In the task you are going to use a a fraction of conll2000 dataset. The dataset should be retrieved from : [Train](https://www.dropbox.com/s/x9n6f9o9jl7pno8/train_pos.txt?dl=1), [Test](https://www.dropbox.com/s/v8nccvq7jewcl8s/test_pos.txt?dl=1)

1. Calculate the transition probability and emission matrices (First step towards viterbi) <!-- 10 points -->
1. Use Viterbi algorithm for POS tagging task (you can use libiries such as [`hmmlearn`](https://github.com/hmmlearn/hmmlearn)).
1. Test your viterbi model on the test set and record the accuracy.
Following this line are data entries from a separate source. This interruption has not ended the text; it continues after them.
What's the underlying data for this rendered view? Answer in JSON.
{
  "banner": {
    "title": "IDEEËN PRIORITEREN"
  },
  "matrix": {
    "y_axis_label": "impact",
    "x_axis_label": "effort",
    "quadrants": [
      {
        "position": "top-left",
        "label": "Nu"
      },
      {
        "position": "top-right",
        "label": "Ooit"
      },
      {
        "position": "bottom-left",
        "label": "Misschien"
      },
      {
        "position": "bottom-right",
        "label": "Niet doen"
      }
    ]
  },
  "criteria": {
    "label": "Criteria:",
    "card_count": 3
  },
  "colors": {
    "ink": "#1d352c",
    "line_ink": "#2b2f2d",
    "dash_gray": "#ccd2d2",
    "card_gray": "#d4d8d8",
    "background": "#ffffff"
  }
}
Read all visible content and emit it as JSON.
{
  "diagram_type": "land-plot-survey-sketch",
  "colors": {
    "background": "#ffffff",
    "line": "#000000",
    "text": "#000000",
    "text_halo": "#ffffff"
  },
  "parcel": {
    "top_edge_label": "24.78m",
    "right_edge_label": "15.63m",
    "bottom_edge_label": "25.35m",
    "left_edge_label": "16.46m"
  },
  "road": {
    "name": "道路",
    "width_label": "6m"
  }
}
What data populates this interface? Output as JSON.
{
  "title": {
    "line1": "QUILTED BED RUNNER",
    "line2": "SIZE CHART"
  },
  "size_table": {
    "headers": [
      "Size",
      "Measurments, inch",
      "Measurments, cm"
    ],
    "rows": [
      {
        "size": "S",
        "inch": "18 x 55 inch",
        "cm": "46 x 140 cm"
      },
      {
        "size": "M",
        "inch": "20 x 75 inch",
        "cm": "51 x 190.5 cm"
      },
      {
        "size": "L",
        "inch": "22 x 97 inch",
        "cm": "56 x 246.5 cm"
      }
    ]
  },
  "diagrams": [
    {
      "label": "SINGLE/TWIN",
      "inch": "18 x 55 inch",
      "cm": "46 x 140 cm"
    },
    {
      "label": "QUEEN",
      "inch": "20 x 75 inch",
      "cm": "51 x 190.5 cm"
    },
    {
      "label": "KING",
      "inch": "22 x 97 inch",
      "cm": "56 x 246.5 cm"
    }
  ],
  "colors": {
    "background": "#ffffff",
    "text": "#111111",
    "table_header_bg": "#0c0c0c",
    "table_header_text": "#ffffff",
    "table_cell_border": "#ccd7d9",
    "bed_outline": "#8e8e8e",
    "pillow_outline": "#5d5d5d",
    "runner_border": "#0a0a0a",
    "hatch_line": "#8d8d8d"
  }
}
The accuray referes to the number of correcly predicted tags in the whole test samples.
1. Using Recurrent neural network (RNN, GRU or LSTM) or Transfomer solve the task for POS

In [None]:
# Load dataset train and test
from datasets import load_dataset

dataset = load_dataset('conll2000')

train_data = dataset['train']
test_data = dataset['test']

print(len(train_data))

In [7]:
print(train_data)

Dataset({
    features: ['id', 'tokens', 'pos_tags', 'chunk_tags'],
    num_rows: 8937
})


In [8]:
print(test_data)

Dataset({
    features: ['id', 'tokens', 'pos_tags', 'chunk_tags'],
    num_rows: 2013
})